Lightning round time!

@SFGGothamClub: “Who’ll be dealt to alleviate OF crowd?”

Marlon Byrd. He’s got the most value.

“If Byrd will Size/Revere share in CF continue?”

Byrd hasn’t played center all year. I imagine the center field situation will remain as it is.

“Will Dom’s leash shorten?”

If they deal a corner guy, I imagine Brown’s leash will get longer.

“Chance 2 OFs go?”

Non-trivial. Byrd is probably the most likely player to be traded, but someone else could be released, or a player like John Mayberry could be traded as well.

@Ut26: “Roy Halladay and Chase Utley star in a buddy film, what’s the title, basic plot, and number of Oscars won?”

Cue music.

(Chase Utley, wearing a police uniform, walks up to a tree in a public park, sees a drunken Shane Victorino sitting in the branches.)

Utley: Come on, Shane, you gotta get down. I’ve got people complaining about the noise, and besides, you’re gonna hurt yourself.

Victorino: Boo.

Utley: Boo? Fuck you.

Narrator: Chase was a small-town sheriff. 

Utley: I’m getting the feeling this town is a closed system. Like nothing ever comes or goes, it just is.

Narrator: Whose world was about to get turned upside-down.

(Airplane barrel-rolls over a cornfield, then corkscrews down for a landing in a field. Utley shows up in his police car and jumps out to confront the pilot. Roy Halladay leaps out of the plane.)

Halladay: Good morning! I’m Roy Halladay, I’m the new airmail pilot.

Utley: This isn’t what I had in mind.

Halladay: I’ve seen some weird places in my time, but I’ve never actually been to a town that hasn’t changed since the 1800s.

Utley: Listen, we’re not some big city like Anchorage or anything, but we do okay for ourselves.

Halladay: When it snows here, do you guys eat each other?

Utley: What?

Halladay: You know, like in the Donner Party?

Utley: I know what the Donner Party is.

Halladay: Because I might look into a different route this winter.

Utley: Shut up.

Narrator: But sometimes, things don’t turn out like you’d expect.

(Utley is standing in front of a farmhouse. Cole Hamels, dressed as a farmer, is leaning against the porch.)

Hamels: Just happened out of the blue. My goats have never run off before.

Utley: You think someone stole them?

Hamels: I do. But how do you search the wilderness here? It’s a big wilderness.

Utley: That’s the problem. Unless…

(Halladay and Utley slo-mo-walk out to Halladay’s mail plane.

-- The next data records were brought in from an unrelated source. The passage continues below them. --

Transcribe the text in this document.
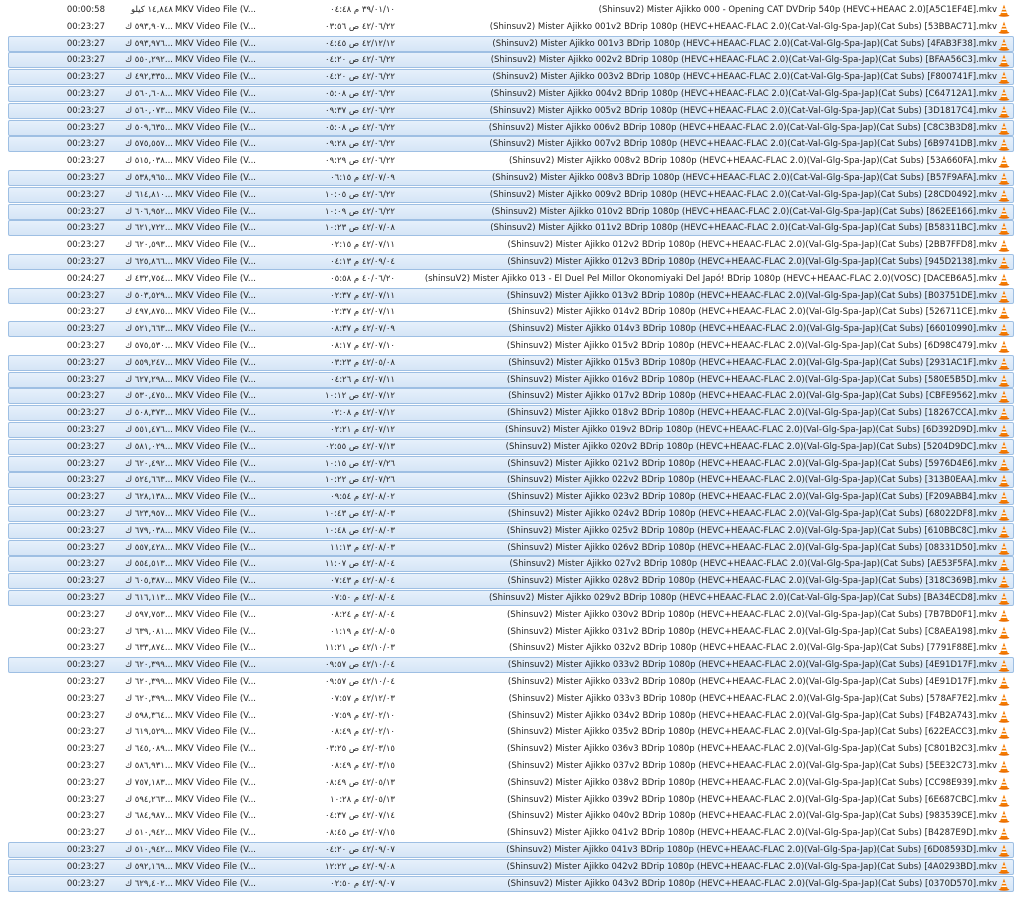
00:00:58	١٤,٨٤٨ كيلو MKV Video File (V...	٣٩/٠١/١٠ م ٠٤:٤٨	(Shinsuv2) Mister Ajikko 000 - Opening CAT DVDrip 540p (HEVC+HEAAC 2.0)[A5C1EF4E].mkv
00:23:27	٥٩٣,٩٠٧ ك... MKV Video File (V...	٤٢/٠٦/٢٢ ص ٠٣:٥٦	(Shinsuv2) Mister Ajikko 001v2 BDrip 1080p (HEVC+HEAAC-FLAC 2.0)(Cat-Val-Glg-Spa-Jap)(Cat Subs) [53BBAC71].mkv
00:23:27	٥٩٣,٩٧٦ ك... MKV Video File (V...	٤٢/١٢/١٢ ص ٠٤:٤٥	(Shinsuv2) Mister Ajikko 001v3 BDrip 1080p (HEVC+HEAAC-FLAC 2.0)(Cat-Val-Glg-Spa-Jap)(Cat Subs) [4FAB3F38].mkv
00:23:27	٥٥٠,٢٩٢ ك... MKV Video File (V...	٤٢/٠٦/٢٢ ص ٠٤:٢٠	(Shinsuv2) Mister Ajikko 002v2 BDrip 1080p (HEVC+HEAAC-FLAC 2.0)(Cat-Val-Glg-Spa-Jap)(Cat Subs) [BFAA56C3].mkv
00:23:27	٤٩٢,٣٣٥ ك... MKV Video File (V...	٤٢/٠٦/٢٢ ص ٠٤:٢٠	(Shinsuv2) Mister Ajikko 003v2 BDrip 1080p (HEVC+HEAAC-FLAC 2.0)(Cat-Val-Glg-Spa-Jap)(Cat Subs) [F800741F].mkv
00:23:27	٥٦٠,٦٠٨ ك... MKV Video File (V...	٤٢/٠٦/٢٢ ص ٠٥:٠٨	(Shinsuv2) Mister Ajikko 004v2 BDrip 1080p (HEVC+HEAAC-FLAC 2.0)(Cat-Val-Glg-Spa-Jap)(Cat Subs) [C64712A1].mkv
00:23:27	٥٦٠,٠٧٣ ك... MKV Video File (V...	٤٢/٠٦/٢٢ ص ٠٩:٣٧	(Shinsuv2) Mister Ajikko 005v2 BDrip 1080p (HEVC+HEAAC-FLAC 2.0)(Cat-Val-Glg-Spa-Jap)(Cat Subs) [3D1817C4].mkv
00:23:27	٥٠٩,٦٣٥ ك... MKV Video File (V...	٤٢/٠٦/٢٢ ص ٠٥:٠٨	(Shinsuv2) Mister Ajikko 006v2 BDrip 1080p (HEVC+HEAAC-FLAC 2.0)(Cat-Val-Glg-Spa-Jap)(Cat Subs) [C8C3B3D8].mkv
00:23:27	٥٧٥,٥٥٧ ك... MKV Video File (V...	٤٢/٠٦/٢٢ ص ٠٩:٢٨	(Shinsuv2) Mister Ajikko 007v2 BDrip 1080p (HEVC+HEAAC-FLAC 2.0)(Cat-Val-Glg-Spa-Jap)(Cat Subs) [6B9741DB].mkv
00:23:27	٥١٥,٠٣٨ ك... MKV Video File (V...	٤٢/٠٦/٢٢ ص ٠٩:٢٩	(Shinsuv2) Mister Ajikko 008v2 BDrip 1080p (HEVC+HEAAC-FLAC 2.0)(Val-Glg-Spa-Jap)(Cat Subs) [53A660FA].mkv
00:23:27	٥٣٨,٩٦٥ ك... MKV Video File (V...	٤٢/٠٧/٠٩ م ٠٦:١٥	(Shinsuv2) Mister Ajikko 008v3 BDrip 1080p (HEVC+HEAAC-FLAC 2.0)(Cat-Val-Glg-Spa-Jap)(Cat Subs) [B57F9AFA].mkv
00:23:27	٦١٤,٨١٠ ك... MKV Video File (V...	٤٢/٠٦/٢٢ ص ١٠:٠٥	(Shinsuv2) Mister Ajikko 009v2 BDrip 1080p (HEVC+HEAAC-FLAC 2.0)(Cat-Val-Glg-Spa-Jap)(Cat Subs) [28CD0492].mkv
00:23:27	٦٠٦,٩٥٢ ك... MKV Video File (V...	٤٢/٠٦/٢٢ ص ١٠:٠٩	(Shinsuv2) Mister Ajikko 010v2 BDrip 1080p (HEVC+HEAAC-FLAC 2.0)(Cat-Val-Glg-Spa-Jap)(Cat Subs) [862EE166].mkv
00:23:27	٦٢١,٧٢٢ ك... MKV Video File (V...	٤٢/٠٧/٠٨ ص ١٠:٢٣	(Shinsuv2) Mister Ajikko 011v2 BDrip 1080p (HEVC+HEAAC-FLAC 2.0)(Cat-Val-Glg-Spa-Jap)(Cat Subs) [B58311BC].mkv
00:23:27	٦٢٠,٥٩٣ ك... MKV Video File (V...	٤٢/٠٧/١١ م ٠٢:١٥	(Shinsuv2) Mister Ajikko 012v2 BDrip 1080p (HEVC+HEAAC-FLAC 2.0)(Val-Glg-Spa-Jap)(Cat Subs) [2BB7FFD8].mkv
00:23:27	٦٢٥,٨٦٦ ك... MKV Video File (V...	٤٢/٠٩/٠٤ م ٠٤:١٣	(Shinsuv2) Mister Ajikko 012v3 BDrip 1080p (HEVC+HEAAC-FLAC 2.0)(Val-Glg-Spa-Jap)(Cat Subs) [945D2138].mkv
00:24:27	٤٣٢,٧٥٤ ك... MKV Video File (V...	٤٠/٠٦/٢٠ م ٠٥:٥٨	(shinsuV2) Mister Ajikko 013 - El Duel Pel Millor Okonomiyaki Del Japó! BDrip 1080p (HEVC+HEAAC-FLAC 2.0)(VOSC) [DACEB6A5].mkv
00:23:27	٥٠٣,٥٢٩ ك... MKV Video File (V...	٤٢/٠٧/١١ م ٠٢:٣٧	(Shinsuv2) Mister Ajikko 013v2 BDrip 1080p (HEVC+HEAAC-FLAC 2.0)(Val-Glg-Spa-Jap)(Cat Subs) [B03751DE].mkv
00:23:27	٤٩٧,٨٧٥ ك... MKV Video File (V...	٤٢/٠٧/١١ م ٠٢:٣٧	(Shinsuv2) Mister Ajikko 014v2 BDrip 1080p (HEVC+HEAAC-FLAC 2.0)(Val-Glg-Spa-Jap)(Cat Subs) [526711CE].mkv
00:23:27	٥٢١,٦٦٣ ك... MKV Video File (V...	٤٢/٠٧/٠٩ م ٠٨:٣٧	(Shinsuv2) Mister Ajikko 014v3 BDrip 1080p (HEVC+HEAAC-FLAC 2.0)(Val-Glg-Spa-Jap)(Cat Subs) [66010990].mkv
00:23:27	٥٧٥,٥٣٠ ك... MKV Video File (V...	٤٢/٠٧/١٠ م ٠٨:١٧	(Shinsuv2) Mister Ajikko 015v2 BDrip 1080p (HEVC+HEAAC-FLAC 2.0)(Val-Glg-Spa-Jap)(Cat Subs) [6D98C479].mkv
00:23:27	٥٥٩,٢٤٧ ك... MKV Video File (V...	٤٢/٠٥/٠٨ م ٠٣:٢٣	(Shinsuv2) Mister Ajikko 015v3 BDrip 1080p (HEVC+HEAAC-FLAC 2.0)(Val-Glg-Spa-Jap)(Cat Subs) [2931AC1F].mkv
00:23:27	٦٢٧,٢٩٨ ك... MKV Video File (V...	٤٢/٠٧/١١ م ٠٤:٢٦	(Shinsuv2) Mister Ajikko 016v2 BDrip 1080p (HEVC+HEAAC-FLAC 2.0)(Val-Glg-Spa-Jap)(Cat Subs) [580E5B5D].mkv
00:23:27	٥٣٠,٤٧٥ ك... MKV Video File (V...	٤٢/٠٧/١٢ ص ١٠:١٢	(Shinsuv2) Mister Ajikko 017v2 BDrip 1080p (HEVC+HEAAC-FLAC 2.0)(Val-Glg-Spa-Jap)(Cat Subs) [CBFE9562].mkv
00:23:27	٥٠٨,٣٧٣ ك... MKV Video File (V...	٤٢/٠٧/١٢ م ٠٢:٠٨	(Shinsuv2) Mister Ajikko 018v2 BDrip 1080p (HEVC+HEAAC-FLAC 2.0)(Val-Glg-Spa-Jap)(Cat Subs) [18267CCA].mkv
00:23:27	٥٥١,٤٧٦ ك... MKV Video File (V...	٤٢/٠٧/١٢ م ٠٢:٢١	(Shinsuv2) Mister Ajikko 019v2 BDrip 1080p (HEVC+HEAAC-FLAC 2.0)(Val-Glg-Spa-Jap)(Cat Subs) [6D392D9D].mkv
00:23:27	٥٨١,٠٢٩ ك... MKV Video File (V...	٤٢/٠٧/١٣ ص ٠٢:٥٥	(Shinsuv2) Mister Ajikko 020v2 BDrip 1080p (HEVC+HEAAC-FLAC 2.0)(Val-Glg-Spa-Jap)(Cat Subs) [5204D9DC].mkv
00:23:27	٦٢٠,٤٩٢ ك... MKV Video File (V...	٤٢/٠٧/٢٦ ص ١٠:١٥	(Shinsuv2) Mister Ajikko 021v2 BDrip 1080p (HEVC+HEAAC-FLAC 2.0)(Val-Glg-Spa-Jap)(Cat Subs) [5976D4E6].mkv
00:23:27	٥٢٤,٦٦٣ ك... MKV Video File (V...	٤٢/٠٧/٢٦ ص ١٠:٢٢	(Shinsuv2) Mister Ajikko 022v2 BDrip 1080p (HEVC+HEAAC-FLAC 2.0)(Val-Glg-Spa-Jap)(Cat Subs) [313B0EAA].mkv
00:23:27	٦٢٨,١٣٨ ك... MKV Video File (V...	٤٢/٠٨/٠٢ م ٠٩:٥٤	(Shinsuv2) Mister Ajikko 023v2 BDrip 1080p (HEVC+HEAAC-FLAC 2.0)(Val-Glg-Spa-Jap)(Cat Subs) [F209ABB4].mkv
00:23:27	٦٢٣,٩٥٧ ك... MKV Video File (V...	٤٢/٠٨/٠٣ ص ١٠:٤٣	(Shinsuv2) Mister Ajikko 024v2 BDrip 1080p (HEVC+HEAAC-FLAC 2.0)(Val-Glg-Spa-Jap)(Cat Subs) [68022DF8].mkv
00:23:27	٦٧٩,٠٣٨ ك... MKV Video File (V...	٤٢/٠٨/٠٣ ص ١٠:٤٨	(Shinsuv2) Mister Ajikko 025v2 BDrip 1080p (HEVC+HEAAC-FLAC 2.0)(Val-Glg-Spa-Jap)(Cat Subs) [610BBC8C].mkv
00:23:27	٥٥٧,٤٢٨ ك... MKV Video File (V...	٤٢/٠٨/٠٣ م ١١:١٣	(Shinsuv2) Mister Ajikko 026v2 BDrip 1080p (HEVC+HEAAC-FLAC 2.0)(Val-Glg-Spa-Jap)(Cat Subs) [08331D50].mkv
00:23:27	٥٥٤,٥١٣ ك... MKV Video File (V...	٤٢/٠٨/٠٤ ص ١١:٠٧	(Shinsuv2) Mister Ajikko 027v2 BDrip 1080p (HEVC+HEAAC-FLAC 2.0)(Val-Glg-Spa-Jap)(Cat Subs) [AE53F5FA].mkv
00:23:27	٦٠٥,٣٨٧ ك... MKV Video File (V...	٤٢/٠٨/٠٤ م ٠٧:٤٣	(Shinsuv2) Mister Ajikko 028v2 BDrip 1080p (HEVC+HEAAC-FLAC 2.0)(Val-Glg-Spa-Jap)(Cat Subs) [318C369B].mkv
00:23:27	٦١٦,١١٣ ك... MKV Video File (V...	٤٢/٠٨/٠٤ م ٠٧:٥٠	(Shinsuv2) Mister Ajikko 029v2 BDrip 1080p (HEVC+HEAAC-FLAC 2.0)(Cat-Val-Glg-Spa-Jap)(Cat Subs) [BA34ECD8].mkv
00:23:27	٥٩٧,٧٥٣ ك... MKV Video File (V...	٤٢/٠٨/٠٤ م ٠٨:٢٤	(Shinsuv2) Mister Ajikko 030v2 BDrip 1080p (HEVC+HEAAC-FLAC 2.0)(Val-Glg-Spa-Jap)(Cat Subs) [7B7BD0F1].mkv
00:23:27	٦٣٩,٠٨١ ك... MKV Video File (V...	٤٢/٠٨/٠٥ م ٠١:١٩	(Shinsuv2) Mister Ajikko 031v2 BDrip 1080p (HEVC+HEAAC-FLAC 2.0)(Val-Glg-Spa-Jap)(Cat Subs) [C8AEA198].mkv
00:23:27	٦٣٣,٨٧٤ ك... MKV Video File (V...	٤٢/١٠/٠٣ ص ١١:٢١	(Shinsuv2) Mister Ajikko 032v2 BDrip 1080p (HEVC+HEAAC-FLAC 2.0)(Val-Glg-Spa-Jap)(Cat Subs) [7791F88E].mkv
00:23:27	٦٢٠,٣٩٩ ك... MKV Video File (V...	٤٢/١٠/٠٤ ص ٠٩:٥٧	(Shinsuv2) Mister Ajikko 033v2 BDrip 1080p (HEVC+HEAAC-FLAC 2.0)(Val-Glg-Spa-Jap)(Cat Subs) [4E91D17F].mkv
00:23:27	٦٢٠,٣٩٩ ك... MKV Video File (V...	٤٢/١٠/٠٤ ص ٠٩:٥٧	(Shinsuv2) Mister Ajikko 033v2 BDrip 1080p (HEVC+HEAAC-FLAC 2.0)(Val-Glg-Spa-Jap)(Cat Subs) [4E91D17F].mkv
00:23:27	٦٢٠,٣٩٩ ك... MKV Video File (V...	٤٢/١٢/٠٣ م ٠٧:٥٧	(Shinsuv2) Mister Ajikko 033v3 BDrip 1080p (HEVC+HEAAC-FLAC 2.0)(Val-Glg-Spa-Jap)(Cat Subs) [578AF7E2].mkv
00:23:27	٥٩٨,٣٦٤ ك... MKV Video File (V...	٤٢/٠٢/١٠ م ٠٧:٥٩	(Shinsuv2) Mister Ajikko 034v2 BDrip 1080p (HEVC+HEAAC-FLAC 2.0)(Val-Glg-Spa-Jap)(Cat Subs) [F4B2A743].mkv
00:23:27	٦١٩,٥٢٩ ك... MKV Video File (V...	٤٢/٠٢/١٠ م ٠٨:٤٩	(Shinsuv2) Mister Ajikko 035v2 BDrip 1080p (HEVC+HEAAC-FLAC 2.0)(Val-Glg-Spa-Jap)(Cat Subs) [622EACC3].mkv
00:23:27	٦٤٥,٠٨٩ ك... MKV Video File (V...	٤٢/٠٣/١٥ ص ٠٣:٢٥	(Shinsuv2) Mister Ajikko 036v3 BDrip 1080p (HEVC+HEAAC-FLAC 2.0)(Val-Glg-Spa-Jap)(Cat Subs) [C801B2C3].mkv
00:23:27	٥٨٦,٩٣١ ك... MKV Video File (V...	٤٢/٠٣/١٥ م ٠٨:٤٩	(Shinsuv2) Mister Ajikko 037v2 BDrip 1080p (HEVC+HEAAC-FLAC 2.0)(Val-Glg-Spa-Jap)(Cat Subs) [5EE32C73].mkv
00:23:27	٧٥٧,١٨٣ ك... MKV Video File (V...	٤٢/٠٥/١٣ ص ٠٨:٤٩	(Shinsuv2) Mister Ajikko 038v2 BDrip 1080p (HEVC+HEAAC-FLAC 2.0)(Val-Glg-Spa-Jap)(Cat Subs) [CC98E939].mkv
00:23:27	٥٩٤,٢٦٣ ك... MKV Video File (V...	٤٢/٠٥/١٣ م ١٠:٢٨	(Shinsuv2) Mister Ajikko 039v2 BDrip 1080p (HEVC+HEAAC-FLAC 2.0)(Val-Glg-Spa-Jap)(Cat Subs) [6E687CBC].mkv
00:23:27	٦٨٤,٩٨٧ ك... MKV Video File (V...	٤٢/٠٧/١٤ ص ٠٤:٣٧	(Shinsuv2) Mister Ajikko 040v2 BDrip 1080p (HEVC+HEAAC-FLAC 2.0)(Val-Glg-Spa-Jap)(Cat Subs) [983539CE].mkv
00:23:27	٥١٠,٩٤٢ ك... MKV Video File (V...	٤٢/٠٧/١٥ ص ٠٨:٤٥	(Shinsuv2) Mister Ajikko 041v2 BDrip 1080p (HEVC+HEAAC-FLAC 2.0)(Val-Glg-Spa-Jap)(Cat Subs) [B4287E9D].mkv
00:23:27	٥١٠,٩٤٢ ك... MKV Video File (V...	٤٢/٠٩/٠٧ ص ٠٤:٢٠	(Shinsuv2) Mister Ajikko 041v3 BDrip 1080p (HEVC+HEAAC-FLAC 2.0)(Val-Glg-Spa-Jap)(Cat Subs) [6D08593D].mkv
00:23:27	٥٩٢,١٦٩ ك... MKV Video File (V...	٤٢/٠٩/٠٨ ص ١٢:٢٢	(Shinsuv2) Mister Ajikko 042v2 BDrip 1080p (HEVC+HEAAC-FLAC 2.0)(Val-Glg-Spa-Jap)(Cat Subs) [4A0293BD].mkv
00:23:27	٦٢٩,٤٠٢ ك... MKV Video File (V...	٤٢/٠٩/٠٧ م ٠٢:٥٠	(Shinsuv2) Mister Ajikko 043v2 BDrip 1080p (HEVC+HEAAC-FLAC 2.0)(Val-Glg-Spa-Jap)(Cat Subs) [0370D570].mkv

Cut to cockpit in mid-flight)

Halladay: How long are we going to stay up here?

Utley: As long as we have to to find those goats.

Halladay: I was hoping you’d say that.

Narrator: And friendship blooms in unexpected places.

(Halladay and Utley, having found the goats, are at the town’s bar for a party thrown in their honor.)

Utley: What gets you up in the morning to deliver the mail?

Halladay: It’s what I’ve got to do. You’ve got to do whatever needs to be done.

Utley: I admire that about you.

Halladay: You know what I admire about you? Your grit. Your toughness. Your leadership. You keep this town together.

Utley: Yeah, but you made this town better

(Fin.)

That was the trailer for Mail Bonding, an upcoming film about Roy Halladay and Chase Utley, directed by Richard Linklater, and it will win all the Oscars.